Analysis the wind speed around the country with a view to windfarms

• You may look for your own source of historic weather information, and/or use the Met Eireann one (Historical Data - Met Éireann - The Irish Meteorological Service). Click on the download button to get a zip file that contains a CSV file.
• You may need to clean and normalize the data before doing analysis
• Questions you can ask:
o How much wind power is there at a particular location?
▪ This is quite open ended, is this just the mean wind speed for an hour/day/month/year, or should you take into account that
there are wind ranges that the windfarms can operate in. (min max speeds)
▪ Some analysis of what power when would be useful (time of day/year)
o Are the wind speeds likely to be the same in 10 years in the future? ie is there a trend in recorded wind speeds over the last few decades.
o Is there any other weather metric worth analyzing (eg rain, temp)
o What will the power output of the windfarms in Ireland be like next week, according to the weather forecasts? (ok that is a tricky one, because you would need to get, or make up, information about the size and locations of the wind farms in Ireland, one find/makeup the windspeed to power output equation.



In [2]:
import pandas as pd

In [3]:
from pathlib import Path

In [7]:
def file_with_station(file,station):

    # Read file as text
    with open(file, "r", encoding="utf-8") as f:
        lines = f.readlines()

    # Find the row number where the data starts i.e. the row that contain 'date' in its first column
    header_row = None

    for i, line in enumerate(lines):
        # split on comma and strip spaces
        first_cell = line.split(",")[0].strip().lower()
        if first_cell == "date":
            header_row = i
            break
    
    # Read file as csv, delete uneccessary rows
    df = pd.read_csv(file, skiprows=header_row,low_memory=False)
    # modify the format of 'date'
    df['date'] = pd.to_datetime(df['date'], format='%d-%b-%Y %H:%M')
    # Add a column which takes the station name as value
    df["station"]= station
    # Add a column that contains only date details
    df['dateonly']= df['date'].dt.date
    # Add a column that contains only month-year
    df['yearmonth'] = pd.to_datetime(df['date']).dt.strftime('%Y-%m')
    # Add a column that contains only month
    df['month'] = pd.to_datetime(df['date']).dt.strftime('%m')
    # Save as a new file in folder stationdata
    df.to_csv(f"stationdata/{station}.csv")
    print(f"The file {station}.csv is now created.")
    return

In [11]:
file_with_station("data/hly275.csv","MACE HEAD")
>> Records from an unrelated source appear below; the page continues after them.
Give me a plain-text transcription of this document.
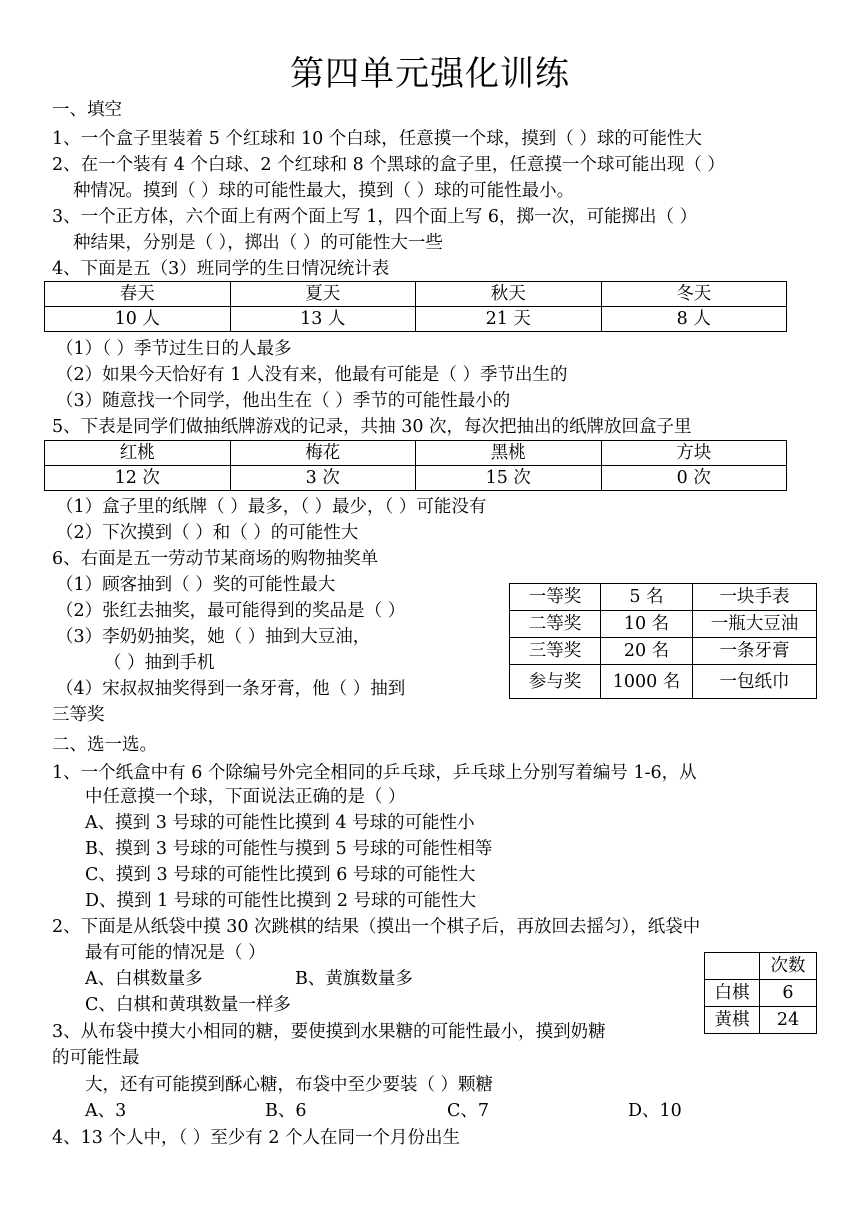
第四单元强化训练
一、填空
1、一个盒子里装着 5 个红球和 10 个白球，任意摸一个球，摸到（ ）球的可能性大
2、在一个装有 4 个白球、2 个红球和 8 个黑球的盒子里，任意摸一个球可能出现（ ）
种情况。摸到（ ）球的可能性最大，摸到（ ）球的可能性最小。
3、一个正方体，六个面上有两个面上写 1，四个面上写 6，掷一次，可能掷出（ ）
种结果，分别是（ ），掷出（ ）的可能性大一些
4、下面是五（3）班同学的生日情况统计表
春天	夏天	秋天	冬天
10 人	13 人	21 天	8 人
（1）（ ）季节过生日的人最多
（2）如果今天恰好有 1 人没有来，他最有可能是（ ）季节出生的
（3）随意找一个同学，他出生在（ ）季节的可能性最小的
5、下表是同学们做抽纸牌游戏的记录，共抽 30 次，每次把抽出的纸牌放回盒子里
红桃	梅花	黑桃	方块
12 次	3 次	15 次	0 次
（1）盒子里的纸牌（ ）最多，（ ）最少，（ ）可能没有
（2）下次摸到（ ）和（ ）的可能性大
6、右面是五一劳动节某商场的购物抽奖单
（1）顾客抽到（ ）奖的可能性最大
（2）张红去抽奖，最可能得到的奖品是（ ）
（3）李奶奶抽奖，她（ ）抽到大豆油，
（ ）抽到手机
（4）宋叔叔抽奖得到一条牙膏，他（ ）抽到
三等奖
一等奖	5 名	一块手表
二等奖	10 名	一瓶大豆油
三等奖	20 名	一条牙膏
参与奖	1000 名	一包纸巾
二、选一选。
1、一个纸盒中有 6 个除编号外完全相同的乒乓球，乒乓球上分别写着编号 1-6，从
中任意摸一个球，下面说法正确的是（ ）
A、摸到 3 号球的可能性比摸到 4 号球的可能性小
B、摸到 3 号球的可能性与摸到 5 号球的可能性相等
C、摸到 3 号球的可能性比摸到 6 号球的可能性大
D、摸到 1 号球的可能性比摸到 2 号球的可能性大
2、下面是从纸袋中摸 30 次跳棋的结果（摸出一个棋子后，再放回去摇匀），纸袋中
最有可能的情况是（ ）
A、白棋数量多	B、黄旗数量多
C、白棋和黄琪数量一样多
	次数
白棋	6
黄棋	24
3、从布袋中摸大小相同的糖，要使摸到水果糖的可能性最小，摸到奶糖
的可能性最
大，还有可能摸到酥心糖，布袋中至少要装（ ）颗糖
A、3	B、6	C、7	D、10
4、13 个人中，（ ）至少有 2 个人在同一个月份出生
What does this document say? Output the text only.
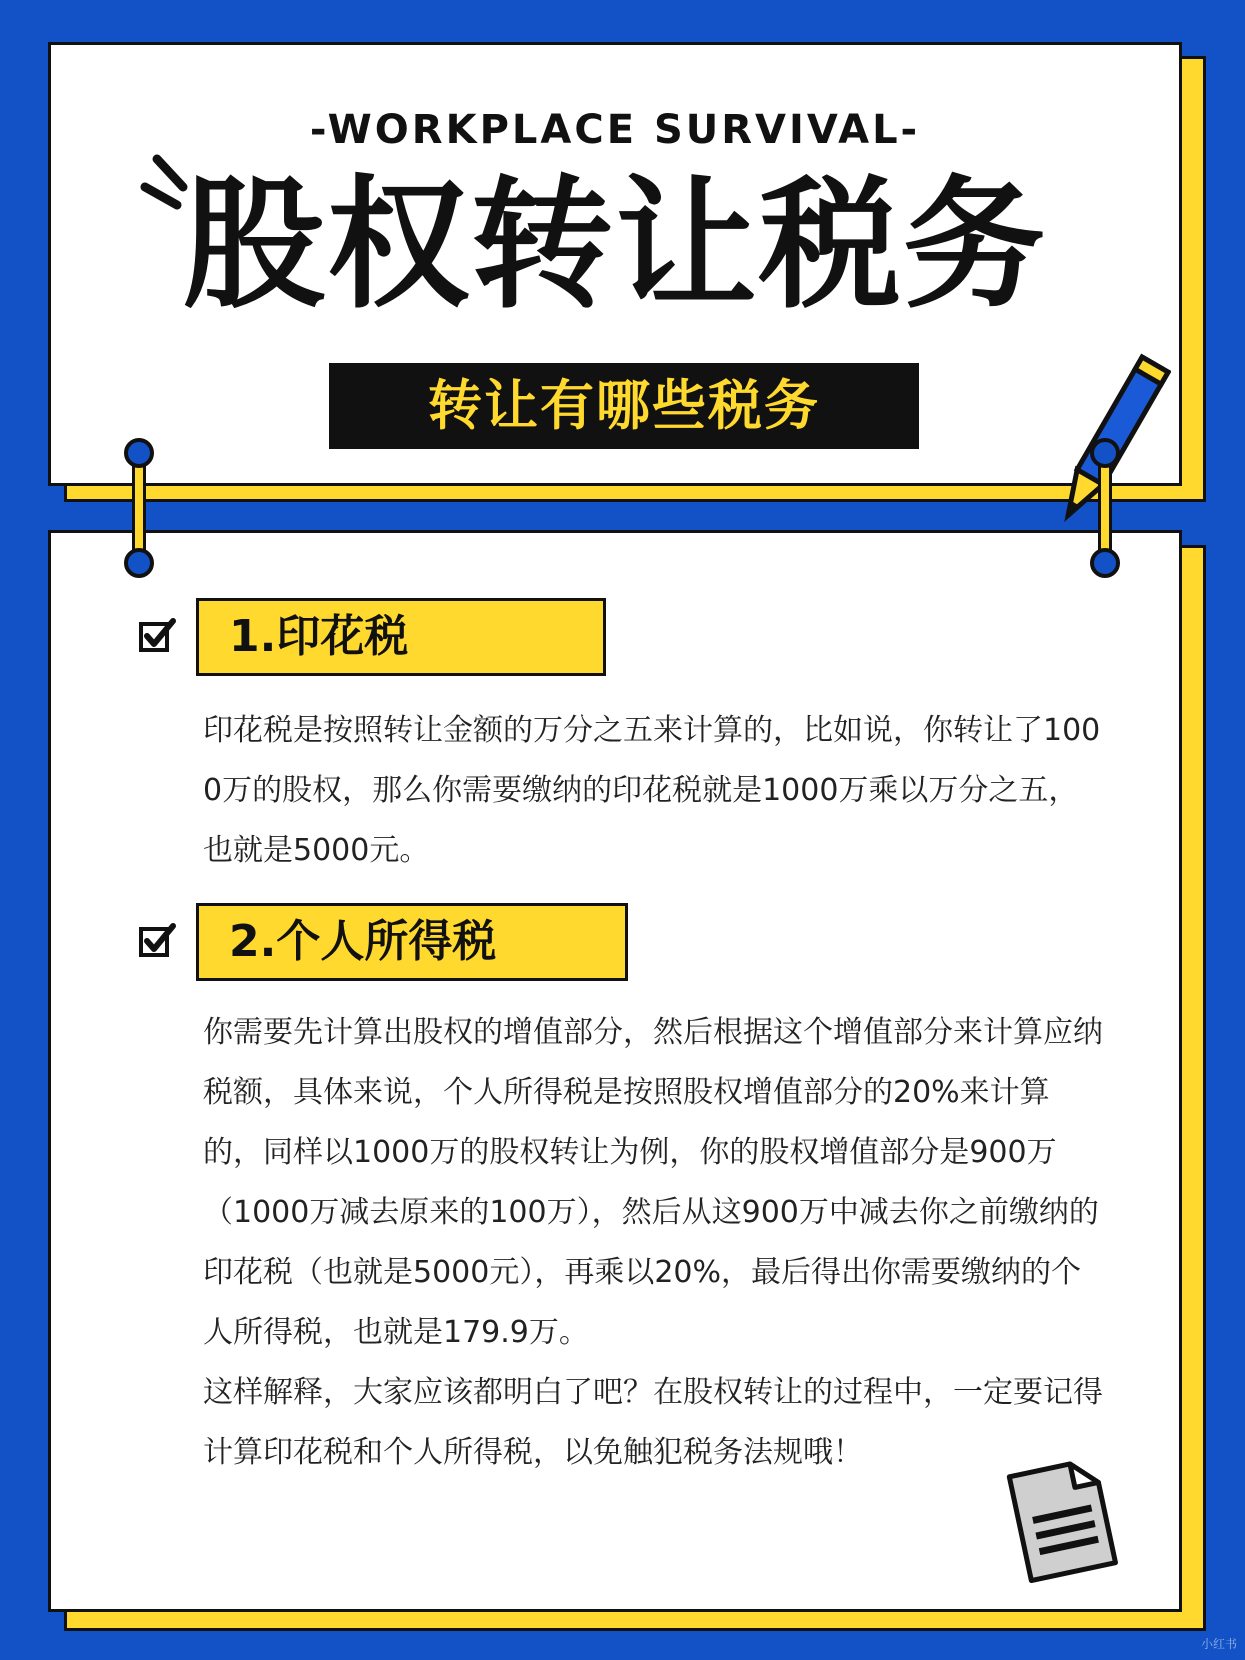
-WORKPLACE SURVIVAL-
股权转让税务
转让有哪些税务
1.印花税
印花税是按照转让金额的万分之五来计算的，比如说，你转让了1000万的股权，那么你需要缴纳的印花税就是1000万乘以万分之五，也就是5000元。
2.个人所得税
你需要先计算出股权的增值部分，然后根据这个增值部分来计算应纳税额，具体来说，个人所得税是按照股权增值部分的20%来计算的，同样以1000万的股权转让为例，你的股权增值部分是900万（1000万减去原来的100万），然后从这900万中减去你之前缴纳的印花税（也就是5000元），再乘以20%，最后得出你需要缴纳的个人所得税，也就是179.9万。
这样解释，大家应该都明白了吧？在股权转让的过程中，一定要记得计算印花税和个人所得税，以免触犯税务法规哦！
小红书
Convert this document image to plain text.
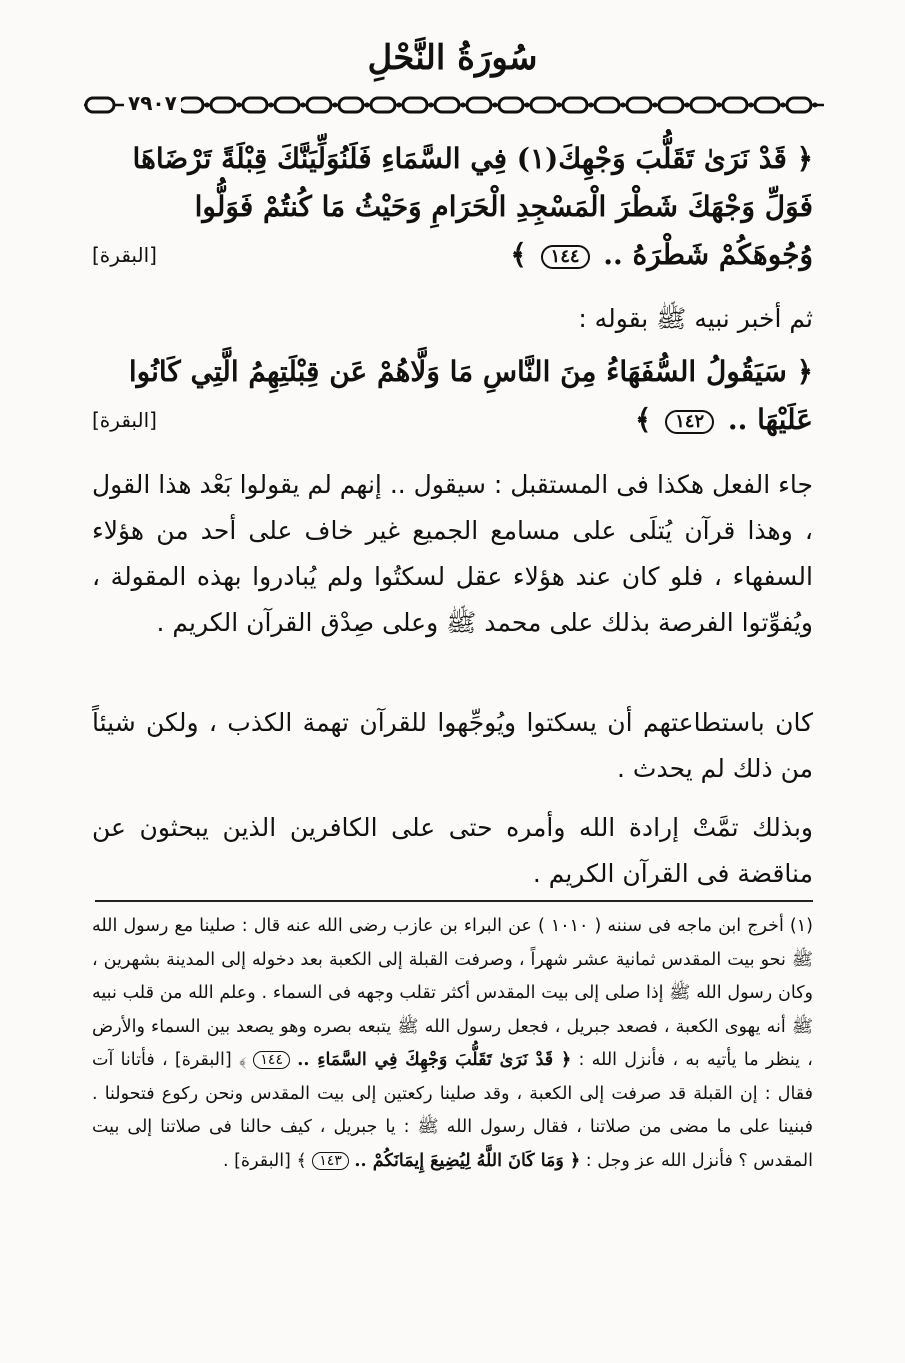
سُورَةُ النَّحْلِ
٧٩٠٧
﴿ قَدْ نَرَىٰ تَقَلُّبَ وَجْهِكَ(١) فِي السَّمَاءِ فَلَنُوَلِّيَنَّكَ قِبْلَةً تَرْضَاهَا فَوَلِّ وَجْهَكَ شَطْرَ الْمَسْجِدِ الْحَرَامِ وَحَيْثُ مَا كُنتُمْ فَوَلُّوا وُجُوهَكُمْ شَطْرَهُ .. ١٤٤ ﴾
[البقرة]
ثم أخبر نبيه ﷺ بقوله :
﴿ سَيَقُولُ السُّفَهَاءُ مِنَ النَّاسِ مَا وَلَّاهُمْ عَن قِبْلَتِهِمُ الَّتِي كَانُوا عَلَيْهَا .. ١٤٢ ﴾
[البقرة]
جاء الفعل هكذا فى المستقبل : سيقول .. إنهم لم يقولوا بَعْد هذا القول ، وهذا قرآن يُتلَى على مسامع الجميع غير خاف على أحد من هؤلاء السفهاء ، فلو كان عند هؤلاء عقل لسكتُوا ولم يُبادروا بهذه المقولة ، ويُفوِّتوا الفرصة بذلك على محمد ﷺ وعلى صِدْق القرآن الكريم .
كان باستطاعتهم أن يسكتوا ويُوجِّهوا للقرآن تهمة الكذب ، ولكن شيئاً من ذلك لم يحدث .
وبذلك تمَّتْ إرادة الله وأمره حتى على الكافرين الذين يبحثون عن مناقضة فى القرآن الكريم .
(١) أخرج ابن ماجه فى سننه ( ١٠١٠ ) عن البراء بن عازب رضى الله عنه قال : صلينا مع رسول الله ﷺ نحو بيت المقدس ثمانية عشر شهراً ، وصرفت القبلة إلى الكعبة بعد دخوله إلى المدينة بشهرين ، وكان رسول الله ﷺ إذا صلى إلى بيت المقدس أكثر تقلب وجهه فى السماء . وعلم الله من قلب نبيه ﷺ أنه يهوى الكعبة ، فصعد جبريل ، فجعل رسول الله ﷺ يتبعه بصره وهو يصعد بين السماء والأرض ، ينظر ما يأتيه به ، فأنزل الله : ﴿ قَدْ نَرَىٰ تَقَلُّبَ وَجْهِكَ فِي السَّمَاءِ .. ١٤٤ ﴾ [البقرة] ، فأتانا آت فقال : إن القبلة قد صرفت إلى الكعبة ، وقد صلينا ركعتين إلى بيت المقدس ونحن ركوع فتحولنا . فبنينا على ما مضى من صلاتنا ، فقال رسول الله ﷺ : يا جبريل ، كيف حالنا فى صلاتنا إلى بيت المقدس ؟ فأنزل الله عز وجل : ﴿ وَمَا كَانَ اللَّهُ لِيُضِيعَ إِيمَانَكُمْ .. ١٤٣ ﴾ [البقرة] .
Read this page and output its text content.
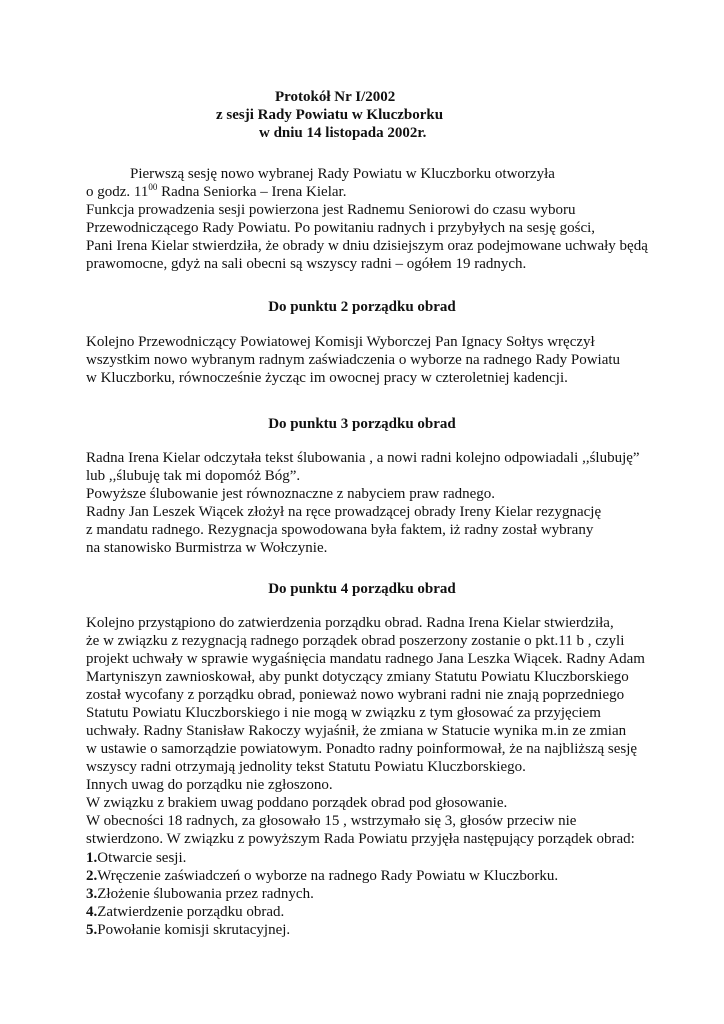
Protokół Nr I/2002
z sesji Rady Powiatu w Kluczborku
w dniu 14 listopada 2002r.
Pierwszą sesję nowo wybranej Rady Powiatu w Kluczborku otworzyła
o godz. $11^{00}$ Radna Seniorka – Irena Kielar.
Funkcja prowadzenia sesji powierzona jest Radnemu Seniorowi do czasu wyboru
Przewodniczącego Rady Powiatu. Po powitaniu radnych i przybyłych na sesję gości,
Pani Irena Kielar stwierdziła, że obrady w dniu dzisiejszym oraz podejmowane uchwały będą
prawomocne, gdyż na sali obecni są wszyscy radni – ogółem 19 radnych.
Do punktu 2 porządku obrad
Kolejno Przewodniczący Powiatowej Komisji Wyborczej Pan Ignacy Sołtys wręczył
wszystkim nowo wybranym radnym zaświadczenia o wyborze na radnego Rady Powiatu
w Kluczborku, równocześnie życząc im owocnej pracy w czteroletniej kadencji.
Do punktu 3 porządku obrad
Radna Irena Kielar odczytała tekst ślubowania , a nowi radni kolejno odpowiadali ,,ślubuję”
lub ,,ślubuję tak mi dopomóż Bóg”.
Powyższe ślubowanie jest równoznaczne z nabyciem praw radnego.
Radny Jan Leszek Wiącek złożył na ręce prowadzącej obrady Ireny Kielar rezygnację
z mandatu radnego. Rezygnacja spowodowana była faktem, iż radny został wybrany
na stanowisko Burmistrza w Wołczynie.
Do punktu 4 porządku obrad
Kolejno przystąpiono do zatwierdzenia porządku obrad. Radna Irena Kielar stwierdziła,
że w związku z rezygnacją radnego porządek obrad poszerzony zostanie o pkt.11 b , czyli
projekt uchwały w sprawie wygaśnięcia mandatu radnego Jana Leszka Wiącek. Radny Adam
Martyniszyn zawnioskował, aby punkt dotyczący zmiany Statutu Powiatu Kluczborskiego
został wycofany z porządku obrad, ponieważ nowo wybrani radni nie znają poprzedniego
Statutu Powiatu Kluczborskiego i nie mogą w związku z tym głosować za przyjęciem
uchwały. Radny Stanisław Rakoczy wyjaśnił, że zmiana w Statucie wynika m.in ze zmian
w ustawie o samorządzie powiatowym. Ponadto radny poinformował, że na najbliższą sesję
wszyscy radni otrzymają jednolity tekst Statutu Powiatu Kluczborskiego.
Innych uwag do porządku nie zgłoszono.
W związku z brakiem uwag poddano porządek obrad pod głosowanie.
W obecności 18 radnych, za głosowało 15 , wstrzymało się 3, głosów przeciw nie
stwierdzono. W związku z powyższym Rada Powiatu przyjęła następujący porządek obrad:
1.Otwarcie sesji.
2.Wręczenie zaświadczeń o wyborze na radnego Rady Powiatu w Kluczborku.
3.Złożenie ślubowania przez radnych.
4.Zatwierdzenie porządku obrad.
5.Powołanie komisji skrutacyjnej.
The file MACE HEAD.csv is now created.


In [8]:
file_with_station("data/hly275.csv","MACE HEAD")
file_with_station("data/hly375.csv","OAK PARK")
file_with_station("data/hly518.csv","SHANNON AIRPORT")
file_with_station("data/hly532.csv","DUBLIN AIRPORT")
file_with_station("data/hly575.csv","MOORE PARK")
file_with_station("data/hly675.csv","BALLYHAISE")
file_with_station("data/hly775.csv","SHERKIN ISLAND")
file_with_station("data/hly875.csv","MULLINGAR")
file_with_station("data/hly1075.csv","ROCHES POINT")
file_with_station("data/hly1175.csv","NEWPORT")
file_with_station("data/hly1375.csv","DUNSANY")
file_with_station("data/hly1475.csv","GURTEEN")
file_with_station("data/hly1575.csv","MALIN HEAD")
file_with_station("data/hly1775.csv","JOHNSTOWN CASTLE 2")
file_with_station("data/hly1875.csv","ATHENRY")
file_with_station("data/hly1975.csv","MT DILLON")
file_with_station("data/hly2075.csv","FINNER")
file_with_station("data/hly2175.csv","CLAREMORRIS")
file_with_station("data/hly2275.csv","VALENTIA OBSERVATORY")
file_with_station("data/hly2375.csv","BELMULLET")
file_with_station("data/hly3723.csv","CASEMENT")
file_with_station("data/hly3904.csv","CORK AIRPORT")
file_with_station("data/hly4935.csv","KNOCK AIRPORT")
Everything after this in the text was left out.